Seçkin yaslandığı koltuktan çekildi. Önce herkese sonrasında Aslı'ya bakmıştı.

"Ben...benim eve gitmem gerekiyor. Dün gece biraz geç yatmıştım, sabah malumunuz iş var. Yarın için bol şans, dikkatli ol..."dedi Aslı'ya.

"Sağ ol ben de dikkat ederim." dedi Hülya. Bu Uğur'u güldürmüştü. Seçkin isteksizce gülümsedi. Dağılmış görünüyordu. Öylesine dağılmıştı ki Aslı'nın ona tepki vermemesini bile umursamamıştı.
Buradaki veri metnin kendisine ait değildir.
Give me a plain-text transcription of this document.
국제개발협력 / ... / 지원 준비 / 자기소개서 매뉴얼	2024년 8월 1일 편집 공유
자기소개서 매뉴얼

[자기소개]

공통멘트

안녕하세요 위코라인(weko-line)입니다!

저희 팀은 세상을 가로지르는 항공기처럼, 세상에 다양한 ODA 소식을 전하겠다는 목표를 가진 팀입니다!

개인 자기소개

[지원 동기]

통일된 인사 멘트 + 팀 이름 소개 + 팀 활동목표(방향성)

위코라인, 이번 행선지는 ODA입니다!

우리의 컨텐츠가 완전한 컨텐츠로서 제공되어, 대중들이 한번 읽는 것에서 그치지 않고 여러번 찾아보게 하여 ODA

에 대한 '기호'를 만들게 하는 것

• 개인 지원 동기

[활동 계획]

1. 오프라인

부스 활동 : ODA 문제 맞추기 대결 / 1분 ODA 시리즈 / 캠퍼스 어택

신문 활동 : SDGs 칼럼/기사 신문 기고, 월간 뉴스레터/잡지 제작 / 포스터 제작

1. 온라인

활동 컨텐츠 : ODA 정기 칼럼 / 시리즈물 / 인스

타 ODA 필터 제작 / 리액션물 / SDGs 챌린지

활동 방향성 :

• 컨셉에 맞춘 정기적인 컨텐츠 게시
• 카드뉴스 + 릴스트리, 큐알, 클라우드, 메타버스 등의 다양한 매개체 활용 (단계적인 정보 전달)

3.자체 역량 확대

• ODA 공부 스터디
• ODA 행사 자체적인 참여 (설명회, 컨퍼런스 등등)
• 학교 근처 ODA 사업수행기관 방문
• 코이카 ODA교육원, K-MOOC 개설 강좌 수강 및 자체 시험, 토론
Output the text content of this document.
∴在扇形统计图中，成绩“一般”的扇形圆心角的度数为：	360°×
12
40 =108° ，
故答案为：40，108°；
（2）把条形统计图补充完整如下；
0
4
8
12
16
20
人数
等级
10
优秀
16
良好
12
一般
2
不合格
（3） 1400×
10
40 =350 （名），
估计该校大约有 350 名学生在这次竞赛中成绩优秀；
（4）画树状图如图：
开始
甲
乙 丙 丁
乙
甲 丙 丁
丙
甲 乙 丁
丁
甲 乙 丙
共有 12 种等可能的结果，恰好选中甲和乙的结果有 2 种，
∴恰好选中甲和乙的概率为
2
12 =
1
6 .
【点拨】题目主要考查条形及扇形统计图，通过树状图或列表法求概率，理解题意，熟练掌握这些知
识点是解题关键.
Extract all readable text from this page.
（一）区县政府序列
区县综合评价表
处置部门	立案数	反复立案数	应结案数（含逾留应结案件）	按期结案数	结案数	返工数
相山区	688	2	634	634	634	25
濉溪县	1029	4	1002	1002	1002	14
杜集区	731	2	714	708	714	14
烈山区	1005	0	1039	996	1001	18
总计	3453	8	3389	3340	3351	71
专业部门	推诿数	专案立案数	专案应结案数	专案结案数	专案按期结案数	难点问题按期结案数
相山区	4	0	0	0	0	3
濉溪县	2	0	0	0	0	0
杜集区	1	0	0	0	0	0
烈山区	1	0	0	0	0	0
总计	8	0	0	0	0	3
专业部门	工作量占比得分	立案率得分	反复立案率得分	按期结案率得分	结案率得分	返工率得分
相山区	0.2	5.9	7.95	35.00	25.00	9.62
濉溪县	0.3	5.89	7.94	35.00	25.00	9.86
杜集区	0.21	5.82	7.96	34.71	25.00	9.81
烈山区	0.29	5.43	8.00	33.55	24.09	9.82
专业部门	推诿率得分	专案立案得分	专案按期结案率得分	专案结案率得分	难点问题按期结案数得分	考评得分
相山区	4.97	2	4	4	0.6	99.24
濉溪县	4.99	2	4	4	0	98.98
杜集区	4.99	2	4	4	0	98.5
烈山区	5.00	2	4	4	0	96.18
"Yarın haberleşiriz. İyi geceler herkese."dedi Seçkin. Arkasını dönüp yavaş adımlarla kapıya doğru ilerlerken oturduğum yerden kalktım ve koşar adım peşinden gittim. Onu giriş kapısının önünde yakalayabilmiştim. Önce bizi takip eden bir başkasının olmadığından emin oldu ve ardından kapıyı açıp dışarı çıktı. Onu takip ettim. Cebimden sigara paketimi çıkarıp Seçkin'e uzattım. Başını iki yana salladığında içinden bir tane alıp geri koydum.

"Umduğun gibi geçmedi galiba. Üzgünüm, yaptıklarını aşmak istiyorsan önce kabullenmen gerek. Pembe dünyandan çık artık. Bu deneyleri onaylamaman en başından o ilacı üretmediğin ya da hala devam ettiğini bile bile göz yummadığın anlamına gelmez doktor Seçkin." dedim sigaramdan bir nefes almadan önce. Seçkin sinirden yumruklarını sıkıyordu.

Bir intikam alacaktı evet. Onu dinlemeden bu işe devam eden herkesi ifşa etme fırsatını ayaklarına getirmiştim. Seçkin'in haberinin olmadığı kısım Selin'in kardeşinin ölüm nedeninin kendi ürettiği ilaç olmasıydı. Kimse ona bunun kolay olacağını söylememişti ama o bunu bilerek ve ona haber vermeden bununla yüzleştirdiğim için sinirliydi. Bu umrumda bile değildi. Belki de Seçkin'e hala sinirliydim. Gülpınar'da yaşadıklarımın cezasını ödetiyor olabilir miydim? Olabilirdim.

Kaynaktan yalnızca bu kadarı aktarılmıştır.